Just as better ingredients make a better pizza, better data leads to better quality lead gen.
Letting data quality degrade, or to put in another way, failing to improve data quality when you have the opportunity to do so, is a major drag on prospecting productivity.
If you are managing a lead generation effort and want to avoid a major slide in lead quality and quantity, you must monitor how data quality is being preserved and improved.
Let me give you a common scenario. Company is struggling to close new accounts as discovery calls are too few or of poor quality. I get called in to find that there was never a best prospect profile, records dumped in were overly broad, and that as callers call little effort is made to separate those probable to buy from those unlikely to buy, to determine who has a vendor and who does not, or who is likely to buy a lot from those likely to buy a little. Wonder why good meetings are too few?
Or another common scenario, prospecting program is setup correctly to segment by qualification criteria, potential worth and more. But alas, over time, callers neglect to note “A” level prospects from the “D” level prospects, and those not qualified, even though the system was setup to make it easy to do so.
Your team is making the calls anyway. With every call your team should, at minimum, seek to improve data quality. With just a question or two and a few clicks of the mouse, your team will be better able to allocate time to those worth more time.

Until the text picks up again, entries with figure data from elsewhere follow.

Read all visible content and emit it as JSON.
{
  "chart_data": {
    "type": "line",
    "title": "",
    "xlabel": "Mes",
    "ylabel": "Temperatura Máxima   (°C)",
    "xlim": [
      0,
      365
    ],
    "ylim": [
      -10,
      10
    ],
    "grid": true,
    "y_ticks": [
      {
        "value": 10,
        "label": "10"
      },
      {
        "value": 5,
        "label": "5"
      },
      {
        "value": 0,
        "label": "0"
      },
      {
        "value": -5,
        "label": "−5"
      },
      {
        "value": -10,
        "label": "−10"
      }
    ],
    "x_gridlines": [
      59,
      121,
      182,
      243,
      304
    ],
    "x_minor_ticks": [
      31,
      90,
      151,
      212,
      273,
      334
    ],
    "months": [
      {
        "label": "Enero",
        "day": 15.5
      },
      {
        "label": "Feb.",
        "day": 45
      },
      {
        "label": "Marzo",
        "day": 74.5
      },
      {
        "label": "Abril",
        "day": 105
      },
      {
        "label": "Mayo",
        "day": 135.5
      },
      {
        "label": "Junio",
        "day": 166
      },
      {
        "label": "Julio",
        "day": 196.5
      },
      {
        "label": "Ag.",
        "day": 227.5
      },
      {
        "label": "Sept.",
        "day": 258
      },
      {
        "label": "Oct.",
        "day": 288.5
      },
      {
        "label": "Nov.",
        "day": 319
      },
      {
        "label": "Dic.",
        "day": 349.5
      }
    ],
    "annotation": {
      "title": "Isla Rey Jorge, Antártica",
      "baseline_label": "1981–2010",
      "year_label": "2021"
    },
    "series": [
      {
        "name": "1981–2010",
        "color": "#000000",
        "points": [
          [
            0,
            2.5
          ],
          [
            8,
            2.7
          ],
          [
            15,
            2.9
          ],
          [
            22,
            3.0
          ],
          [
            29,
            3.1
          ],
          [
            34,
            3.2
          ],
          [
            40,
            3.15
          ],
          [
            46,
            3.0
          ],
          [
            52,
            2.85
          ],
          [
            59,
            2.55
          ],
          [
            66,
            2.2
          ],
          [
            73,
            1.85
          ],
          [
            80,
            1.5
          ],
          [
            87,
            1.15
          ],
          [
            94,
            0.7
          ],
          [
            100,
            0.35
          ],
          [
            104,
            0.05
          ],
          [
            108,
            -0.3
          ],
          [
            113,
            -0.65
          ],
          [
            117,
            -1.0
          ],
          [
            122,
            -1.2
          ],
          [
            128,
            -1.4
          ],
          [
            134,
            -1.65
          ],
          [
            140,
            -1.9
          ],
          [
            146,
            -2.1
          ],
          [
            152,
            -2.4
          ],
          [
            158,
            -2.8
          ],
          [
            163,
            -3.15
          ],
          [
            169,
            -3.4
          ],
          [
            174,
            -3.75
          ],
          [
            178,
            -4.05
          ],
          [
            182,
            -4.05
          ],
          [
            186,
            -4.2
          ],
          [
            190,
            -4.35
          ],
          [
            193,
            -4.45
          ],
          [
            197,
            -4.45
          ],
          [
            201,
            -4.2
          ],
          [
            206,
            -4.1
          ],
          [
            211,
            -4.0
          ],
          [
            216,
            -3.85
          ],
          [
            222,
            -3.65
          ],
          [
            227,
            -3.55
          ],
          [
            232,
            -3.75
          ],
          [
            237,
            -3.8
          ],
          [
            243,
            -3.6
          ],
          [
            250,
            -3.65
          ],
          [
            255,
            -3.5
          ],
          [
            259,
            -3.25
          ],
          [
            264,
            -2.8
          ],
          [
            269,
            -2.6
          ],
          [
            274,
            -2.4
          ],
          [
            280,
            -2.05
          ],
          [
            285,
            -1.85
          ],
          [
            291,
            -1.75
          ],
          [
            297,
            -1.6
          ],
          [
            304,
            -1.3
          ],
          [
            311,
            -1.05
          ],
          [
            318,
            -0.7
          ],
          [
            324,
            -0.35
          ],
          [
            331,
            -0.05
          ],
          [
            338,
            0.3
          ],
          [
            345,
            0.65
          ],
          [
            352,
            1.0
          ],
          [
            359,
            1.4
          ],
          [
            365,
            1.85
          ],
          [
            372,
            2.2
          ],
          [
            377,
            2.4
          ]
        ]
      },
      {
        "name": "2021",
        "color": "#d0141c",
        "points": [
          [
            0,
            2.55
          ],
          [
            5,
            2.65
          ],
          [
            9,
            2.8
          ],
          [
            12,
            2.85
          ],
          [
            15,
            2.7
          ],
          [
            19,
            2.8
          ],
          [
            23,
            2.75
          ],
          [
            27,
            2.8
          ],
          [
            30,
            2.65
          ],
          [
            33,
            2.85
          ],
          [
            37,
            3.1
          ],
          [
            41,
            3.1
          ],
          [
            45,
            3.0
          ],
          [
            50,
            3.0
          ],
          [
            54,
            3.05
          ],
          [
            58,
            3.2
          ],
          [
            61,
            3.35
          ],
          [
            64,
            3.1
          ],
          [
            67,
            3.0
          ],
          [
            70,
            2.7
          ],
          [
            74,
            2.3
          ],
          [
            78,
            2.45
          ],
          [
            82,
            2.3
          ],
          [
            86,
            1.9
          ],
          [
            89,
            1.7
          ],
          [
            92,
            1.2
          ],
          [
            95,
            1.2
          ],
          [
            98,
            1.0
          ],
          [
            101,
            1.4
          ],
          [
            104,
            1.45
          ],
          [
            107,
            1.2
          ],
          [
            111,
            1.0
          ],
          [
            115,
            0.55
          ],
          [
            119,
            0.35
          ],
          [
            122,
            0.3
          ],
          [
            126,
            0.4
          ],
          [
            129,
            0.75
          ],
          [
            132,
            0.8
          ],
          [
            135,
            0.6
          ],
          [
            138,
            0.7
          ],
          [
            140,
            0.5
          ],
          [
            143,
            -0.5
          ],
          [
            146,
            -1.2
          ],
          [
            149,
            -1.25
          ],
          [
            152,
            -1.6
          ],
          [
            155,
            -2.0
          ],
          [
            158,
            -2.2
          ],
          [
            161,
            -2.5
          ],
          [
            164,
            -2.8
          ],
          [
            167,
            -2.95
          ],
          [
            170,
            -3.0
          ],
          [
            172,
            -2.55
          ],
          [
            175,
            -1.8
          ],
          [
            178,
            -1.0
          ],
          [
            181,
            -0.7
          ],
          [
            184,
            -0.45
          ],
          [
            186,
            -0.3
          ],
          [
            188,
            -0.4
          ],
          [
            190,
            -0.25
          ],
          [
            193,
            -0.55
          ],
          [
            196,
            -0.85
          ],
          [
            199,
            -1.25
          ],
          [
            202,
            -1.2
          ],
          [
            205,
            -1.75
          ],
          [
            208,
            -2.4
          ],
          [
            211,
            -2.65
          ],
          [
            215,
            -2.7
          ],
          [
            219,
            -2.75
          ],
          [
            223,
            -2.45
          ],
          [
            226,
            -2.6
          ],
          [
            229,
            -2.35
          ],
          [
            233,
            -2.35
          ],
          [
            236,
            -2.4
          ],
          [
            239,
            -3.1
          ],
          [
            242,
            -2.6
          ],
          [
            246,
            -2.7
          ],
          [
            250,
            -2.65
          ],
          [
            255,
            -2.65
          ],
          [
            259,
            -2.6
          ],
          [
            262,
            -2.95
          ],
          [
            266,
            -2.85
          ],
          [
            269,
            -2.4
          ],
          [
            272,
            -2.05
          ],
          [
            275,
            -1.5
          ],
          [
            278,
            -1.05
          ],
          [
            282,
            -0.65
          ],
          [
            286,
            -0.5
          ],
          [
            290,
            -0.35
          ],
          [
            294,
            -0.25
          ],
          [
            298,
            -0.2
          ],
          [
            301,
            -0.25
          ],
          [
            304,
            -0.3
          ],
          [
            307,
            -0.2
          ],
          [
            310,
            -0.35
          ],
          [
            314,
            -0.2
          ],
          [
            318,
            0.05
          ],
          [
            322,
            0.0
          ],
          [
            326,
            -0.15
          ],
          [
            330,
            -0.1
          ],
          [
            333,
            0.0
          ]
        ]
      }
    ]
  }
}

If not, the average and the not worthy end up getting more prospecting time than they deserve, while higher value records are under called as they are not properly coded in the database.
As a team leader, if you don’t want to spend a ton on money having your reps calling less worthy records repeatedly while the better records are neglected, you need to make sure that data quality is being preserved or improved with every call.
This is just one downside of “just make more calls” prospecting management. Improving the quality of the effort gets neglected. Making more calls into a s—pile does not lead to more good meetings.